I've been exceptionally blessed to never taste depression throughout my time of illness, but know many others who battle with it even as Christians, which is sad. I truly think the key is trust - if we totally trust Him for our lives, then we MUST not worry about the future, nor concern ourselves with the outcome of the present in a negative sense. He is our AWESOME GOD and I praise Him for leading me to this site, where I can learn so much from all of you who've been here a lot longer than me, and are superb in placing up expositional and edifying posts. God bless, Romayne

Something I hadn't seen before in 2 Samuel is the significance of Solomon. David sins by sleeping with Bathsheba, repents, and now sleeps with her 'properly'. God honours this, by giving the blessing of a child who lives, by sending a positive message through Nathan (who had delivered the negative message before), and by choosing Solomon over David's other sons to be the next king.

And yet... one of Solomon's weaknesses, like his father's, was women. How much did the circumstances of his birth have to do with this?

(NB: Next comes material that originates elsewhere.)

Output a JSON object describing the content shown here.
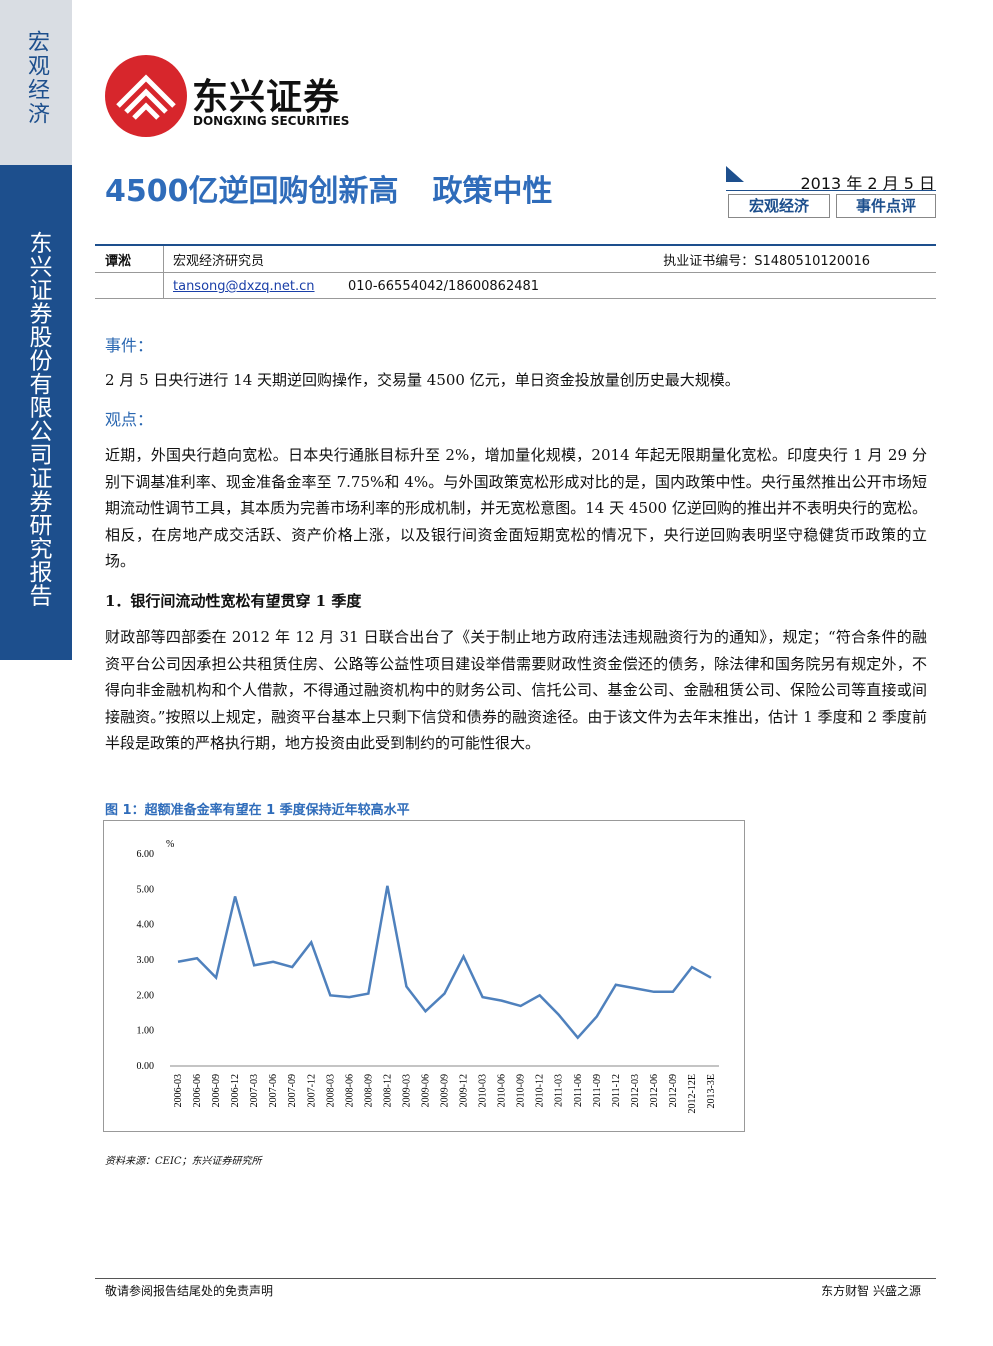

I can't say that I have ever arrived at the place of thinking I am great and I hope I never do. What has stood out to me in the reading is something that was shared with me long ago when Iwas going through unimaginable suffering at the hands of others and that is I Kings 2:25. I learned through this verse that not only did God forgive David, I was to forgive those who were causing such suffering in my life. I was able to do that because I love God and I began to understand that maybe they got away with it from earthly standards, but God was not neglectful in of the consequences they had to pay. He is a just and righteous God. I hold fast to this now everytime I encounter someone who is suffering. I can share with them my experience and the hopr that Godhelped me grow in my heart for justice to be done and not be left wanting revenge. Prise His name!

Have you ever fallen into the trap of thinking you are great? ~ Nope, no way!!! Sure I can think to myself that I did a great job, or did something that turned out just great. But I ALWAYS praise the Lord and thank Him! And I will never think that I'm great. Yikes, no way!

I love Psalm 119:71 "The suffering you sent was good for me, for it taught me to pay attention to your principles." ~ I never thought that suffering could be a good thing, that was before I was saved. There are different 'approaches' on my suffering. It can bring me back to God when I have my days of wondering around, you know what I mean? I will never walk away from God, but there can be days that I'm distracted a bit. And to have a little bit of suffering brings me back to God. Suffering can also teach me lessons. While I think it's Satan who dumps things on me, it can be God teaching me something.